In the distance, she heard sirens, or maybe her ears were still ringing from the gunfire. Thomas’s very naked and very yummy chest was messing with her concentration. “Quit worrying about me. How’s Adam?”
He glanced at her brother. “Bleeding, just like you.” He raised his head and said over the top of the fainting couch. “Jacob, Melanie’s dead. There’s nothing you can do for her. Get over here and help me out.”
Footsteps, then Jacob appeared in Ronni’s peripheral vision. There was no light halo around his head, but she thought she saw tears in his eyes. “You didn’t have to kill her, asshole.”
“Yes, he did.” Ronni tried to sit up, but the room titled sideways. She went back down, Thomas’s hands catching her and easing her to the floor. “She used you, Jacob. She framed Adam for murder, and she tried to kill all of us. You’re lucky I can’t stand up, because I’d kick your ass for being such an idiot.”
Thomas patted her cheek. “That’s my precious snowflake.”
He untied Jacob’s hands. “Take off your shirt and put some pressure on Adam’s wound.”
Jacob did as instructed, and Thomas gently raised Ronni’s head and put it in his lap. Voices sounded in the yard. The coonhound bayed. Someone knocked on the front door. “Everything okay in there?”
Thomas met her eyes. “Is it?”
“Yeah,” she said, squeezing his arm. Her shoulder had gone numb and her head pounded like a bass drum. But her chest?
No tightness. No constriction. She took a deep breath and closed her eyes. “Everything’s okay.”
Chapter Thirty-eight
Her forehead needed fourteen stitches. The gunshot wound was cleaned and packed with gauze. Thomas st
ayed with her through it all and kept her updated on Adam’s progress in surgery.
The bullet had nicked the top of his hipbone and lodged in the fleshy part of his side. He’d lost some blood, but the doctors surmised he’d passed out from a combination of stress and shock, rather than blood loss.
Because of the knock to her head, the ER doctor wanted to keep Ronni overnight for observation. She declined, preferring to stay with Celina. Or maybe Thomas.
She and Thomas gave their statements to the local police while waiting for Adam to come out of surgery. Cooper arrived within the hour with Bianca in tow. Cooper took Thomas into an empty private room down the hall to debrief him and shut the door.

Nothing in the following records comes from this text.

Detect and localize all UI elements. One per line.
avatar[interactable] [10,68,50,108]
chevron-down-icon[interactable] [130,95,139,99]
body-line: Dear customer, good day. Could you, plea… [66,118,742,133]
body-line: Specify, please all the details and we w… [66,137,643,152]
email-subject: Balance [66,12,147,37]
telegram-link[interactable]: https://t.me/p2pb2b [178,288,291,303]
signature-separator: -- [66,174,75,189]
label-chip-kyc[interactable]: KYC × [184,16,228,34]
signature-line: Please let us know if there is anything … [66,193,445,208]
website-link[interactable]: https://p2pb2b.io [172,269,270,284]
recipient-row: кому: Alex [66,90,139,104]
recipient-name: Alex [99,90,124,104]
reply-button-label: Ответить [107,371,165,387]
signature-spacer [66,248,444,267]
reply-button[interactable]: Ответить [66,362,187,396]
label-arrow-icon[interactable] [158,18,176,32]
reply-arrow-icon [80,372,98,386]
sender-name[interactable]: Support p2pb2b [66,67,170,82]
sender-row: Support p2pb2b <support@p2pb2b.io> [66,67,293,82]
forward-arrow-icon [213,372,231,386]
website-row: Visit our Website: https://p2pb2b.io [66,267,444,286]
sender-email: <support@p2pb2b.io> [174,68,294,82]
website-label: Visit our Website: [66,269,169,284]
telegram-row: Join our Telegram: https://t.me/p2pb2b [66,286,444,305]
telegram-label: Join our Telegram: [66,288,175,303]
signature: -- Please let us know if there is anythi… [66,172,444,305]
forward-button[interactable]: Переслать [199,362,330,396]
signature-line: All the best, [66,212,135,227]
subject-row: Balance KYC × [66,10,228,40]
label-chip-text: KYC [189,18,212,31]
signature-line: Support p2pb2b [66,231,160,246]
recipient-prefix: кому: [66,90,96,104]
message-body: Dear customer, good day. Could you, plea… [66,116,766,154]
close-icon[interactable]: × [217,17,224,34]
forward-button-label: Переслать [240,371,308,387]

Bianca gave Ronni an unexpected hug, her floral perfume knocking out the antiseptic hospital odors. “God, you’re a mess.” Bianca examined the bandage on Ronni’s head. “How do you feel?”
Ronni laughed, not because any of this was humorous, but the stress she’d been carrying for days finally broke free. She either had to laugh or cry. “Like shit.”
“Didn’t they give you any pain meds? I can go yell at them.”
“No need. I’ve had a dose of Percocet and something else. It’s not the pain. It’s just…” How to explain? She was so tired, she could hardly put one foot in front of the other. So relieved she wanted to shout from the rooftops.
She dragged herself to the nearby waiting room, directly across the hall from the room Cooper had taken Thomas into, and dropped into a beige colored chair, rubbing her eyes. Bianca followed, briefcase slung over her suit.
Thankfully, the room was empty so she and Bianca were alone. A daytime soap opera ran on the TV in the corner. “I had misgivings about Melanie here and there,” she told the NSA agent, “but I never dreamed she was capable of murder. She didn’t fit any of my profiles, but I should have figured it out. I blew it.”
“Don’t be too hard on yourself.” Bianca turned off the television and sat beside her. She opened her briefcase. “There was nothing in her background that hinted at it either. I checked. Jacob, Adam, Lance…they were all ideal suspects.”